Helpful for heartburn and upset stomachs
Because it is such a powerful anti-inflammatory, it may come as no surprise that studies have shown that turmeric may be helpful in battling heartburn and upset stomach.
Another study indicated that curcumin had a particular ability to prevent heart attacks in bypass patients when taken a few days prior and post-surgery. Instances of heart attack were decreased from 30% of bypass patients to 13% of bypass patients still recovering in the hospital.
In yet another study, curcumin was given to patients with prediabetes and was found to delay the onset of Type 2 diabetes. Over a period of 9 months, a group was given either a curcumin supplement or a placebo. At the conclusion of the study, 13% of the placebo group was found to have diabetes, which none of the group given curcumin was.
Chalk up another win for the anti-inflammatory powers of turmeric and curcumin, because it seems to work just as well as ibuprofen in patients with knee osteoarthritis.
Cancer fighting ingredient
Studies on the ability of turmeric and curcumin to fight cancer have not progressed to measuring its efficacy on humans, but in the lab and on animals it shows great promise.
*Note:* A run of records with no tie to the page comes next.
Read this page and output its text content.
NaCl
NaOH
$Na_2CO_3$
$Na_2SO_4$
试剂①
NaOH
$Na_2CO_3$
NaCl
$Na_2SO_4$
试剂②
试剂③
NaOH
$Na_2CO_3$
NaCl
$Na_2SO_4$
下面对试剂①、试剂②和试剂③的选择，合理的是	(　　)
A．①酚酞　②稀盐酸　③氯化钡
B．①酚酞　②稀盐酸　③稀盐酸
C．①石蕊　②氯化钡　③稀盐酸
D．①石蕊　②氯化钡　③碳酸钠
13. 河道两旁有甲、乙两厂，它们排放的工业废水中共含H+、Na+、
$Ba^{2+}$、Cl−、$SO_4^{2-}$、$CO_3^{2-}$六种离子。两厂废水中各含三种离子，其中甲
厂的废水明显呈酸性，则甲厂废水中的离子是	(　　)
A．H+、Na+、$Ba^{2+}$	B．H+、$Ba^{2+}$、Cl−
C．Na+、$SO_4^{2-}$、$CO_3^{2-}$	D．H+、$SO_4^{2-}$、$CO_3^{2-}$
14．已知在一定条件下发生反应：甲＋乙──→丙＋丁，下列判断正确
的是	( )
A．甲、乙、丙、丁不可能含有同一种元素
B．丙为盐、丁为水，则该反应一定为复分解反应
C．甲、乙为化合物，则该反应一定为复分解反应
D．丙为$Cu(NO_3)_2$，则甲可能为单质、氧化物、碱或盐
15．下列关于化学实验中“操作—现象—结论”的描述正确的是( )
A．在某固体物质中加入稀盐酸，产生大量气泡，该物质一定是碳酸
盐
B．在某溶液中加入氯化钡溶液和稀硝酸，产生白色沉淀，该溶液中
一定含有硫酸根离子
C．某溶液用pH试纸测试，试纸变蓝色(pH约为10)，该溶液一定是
According to the American Cancer Society, curcumin has the ability to interfere with “several important molecular pathways involved in cancer development, growth and spread.” It has also been shown to kill cancer cells and shrink tumors in lab settings.
Curcumin isn’t the only compound in turmeric that may be beneficial. Something called Aromatic Turmerone, or Ar-Turmerone may help the repair of stem cells in the brain. These stem cells are important, because they are involved in the recovery from stroke and Alzheimer’s, both of which are neurodegenerative diseases.
Western medicine has only begun to study many herbs that have been used by ancient and traditional cultures worldwide, with beneficial uses that have been observed over millennia. This is true with turmeric and its long history of use in Ayurvedic medicine, as it is with many other herbs and spices, many of which can be found in our spice cabinet. I have covered a few of the uses that have been proven through Western studies, but that should not discount the power of generations of observation. Ultimately, we should strive to eat a healthy, varied diet that includes a little bit of everything. Or, as my mom would say: eat a rainbow.